Para ve yatırımlar yönünü arıyor
Son bir yıldır gözümüz kulağımız dolarda. Öyle ki bankalardaki toplam mevduatların yarıdan fazlası Amerikan Doları'nda duruyor. Dolar adeta ikinci para gibi işlem görüyor. Bunun en büyük nedeni de vatandaşın milli paraya olan güvensizliğidir. Asıl sorulması gereken soru doların neden yükseldiği değil, Türk Lirası’nın neden dünyanın en değersiz para birimleri arasında olduğudur. Türkiye’nin güven endeksinin düşük olması, uluslararası piyasalarda bir yıldır dolaşan dövizin ülkemize gelmemesine neden oldu. Hatta var olan yabancı yatırımcı da Türkiye’deki sermayesini geri çekmeye devam ediyor. Borsa İstanbul’dan giden yabancıların dışında reel sektörde de son olarak Honda’nın yatırımını kapatma kararını doğru okumak gerekir.
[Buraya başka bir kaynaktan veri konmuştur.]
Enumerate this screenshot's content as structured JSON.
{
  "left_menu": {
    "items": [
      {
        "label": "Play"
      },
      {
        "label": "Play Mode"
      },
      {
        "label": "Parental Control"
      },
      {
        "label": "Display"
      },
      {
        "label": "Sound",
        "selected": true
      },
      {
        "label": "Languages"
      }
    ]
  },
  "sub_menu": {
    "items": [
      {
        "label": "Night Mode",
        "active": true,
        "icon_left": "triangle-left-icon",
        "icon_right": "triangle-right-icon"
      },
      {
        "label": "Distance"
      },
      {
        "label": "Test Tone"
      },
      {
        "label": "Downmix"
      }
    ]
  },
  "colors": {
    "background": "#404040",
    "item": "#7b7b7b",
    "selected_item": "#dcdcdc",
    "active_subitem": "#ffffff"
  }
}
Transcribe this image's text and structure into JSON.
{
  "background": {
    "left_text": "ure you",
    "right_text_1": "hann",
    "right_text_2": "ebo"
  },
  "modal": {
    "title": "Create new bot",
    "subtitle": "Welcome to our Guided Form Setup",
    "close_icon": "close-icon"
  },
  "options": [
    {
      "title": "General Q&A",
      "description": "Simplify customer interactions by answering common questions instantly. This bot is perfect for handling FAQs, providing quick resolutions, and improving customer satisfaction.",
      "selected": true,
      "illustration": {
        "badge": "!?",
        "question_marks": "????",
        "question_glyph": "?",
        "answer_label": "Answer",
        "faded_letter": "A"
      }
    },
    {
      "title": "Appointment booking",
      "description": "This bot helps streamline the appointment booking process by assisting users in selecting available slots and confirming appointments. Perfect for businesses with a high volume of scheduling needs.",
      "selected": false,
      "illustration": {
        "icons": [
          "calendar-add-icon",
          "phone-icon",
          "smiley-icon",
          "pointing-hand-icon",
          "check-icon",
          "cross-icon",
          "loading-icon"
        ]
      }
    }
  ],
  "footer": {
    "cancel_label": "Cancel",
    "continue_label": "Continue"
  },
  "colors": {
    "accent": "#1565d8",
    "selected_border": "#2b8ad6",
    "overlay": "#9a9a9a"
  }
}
Honda’da pekala üretim hattını elektrikli araç için revize edebilirdi. Onun yerine komple ülkeden çekilmeye karar verdi. Diyebilirsiniz gidenler olacağı gibi gelenler de olacak. Özellikle hizmet sektöründe iyi bir tüketim pazarı olduğumuz için uzak doğudan şirketler Türkiye’de üretim yapmaya başlıyor.
Bu durum da bizi rehavete sürüklememelidir. Asıl olan imalat sanayinin üretimini katma değerli bir şekilde yapmasıdır. Yücel Boru örneğini de bu yüzden verdim. Bugün Çin’den bile düşük olan işçilik maliyetleri ile üretim yapan Türkiye, üretimdeki teknolojik alt yapısını güçlendirmezse, coğrafi konumundan kaynaklanan avantajı yetmeyecektir.
O yüzden de para ve yatırım ikilisine dikkat çekmek istedim. Son 20 yıldır hep büyüme rakamlarıyla övünüyoruz. Ama büyümeyi konuşurken kalkınmadan bahsetmiyoruz. Tüketerek ve borçlanarak gerçekleşen büyüme sağlıklı bir büyüme değildir. O yüzden ülkedeki kaliteli ve karma değerli üretime vurgu yapıyorum. Çünkü bu beraberinde kalkınmayı ve büyümeyi getirir. Kırılgan ekonomiler arasından sizi çıkaracak olan da budur.
İşte o zaman paranız yabancı paralar karşısında değerli olur. Yani paranızın değerli olmasını istiyorsanız, önce ürünlerinizin değerli olmasını sağlayacaksınız. Bunu da yüksek teknolojiye entegre olan değerli bir iş gücü ile başarabilirsiniz.
Türk parasını değerli kılmak ve vatandaşın tasarrufunu yabancı bir ülke para binde değerlendirmesini engellemek için sadece faiz artırmak yetmez. Ya da döviz bürolarına para yatıran vatandaşın kimlik bilgilerini almanız komik olur.
Türk parasının değersiz olması kadar çok değerli olması da doğru değildir. Vatandaş yatırımına istediği şekilde değerlendirebilir. Ama Türk Lirası da alternatifleri arasında olmalıdır. Bugün 260 milyar dolara yakın para bankalarda yatıyor. Vatandaşın yastık altında tuttuğu doları ise bilen yok.
Bu işlerle uğraşan Merkez Bankası ise bir yandan sıkı para politikası izleyeceğini söylerken faiz indirmesi ve indirmeye devam edeceği tahmini eylemle söylemin geliştiğini gösteriyor.
Yine suçu FED’ e atmak sorunu çözmez. Belli ki dolar yükselmeye devam edecek. Olan maalesef finansal risklerini yönetmeyen sanayiciye ve artan maliyet enflasyonu yüzümden yapılan zamlarla vatandaşa olacak.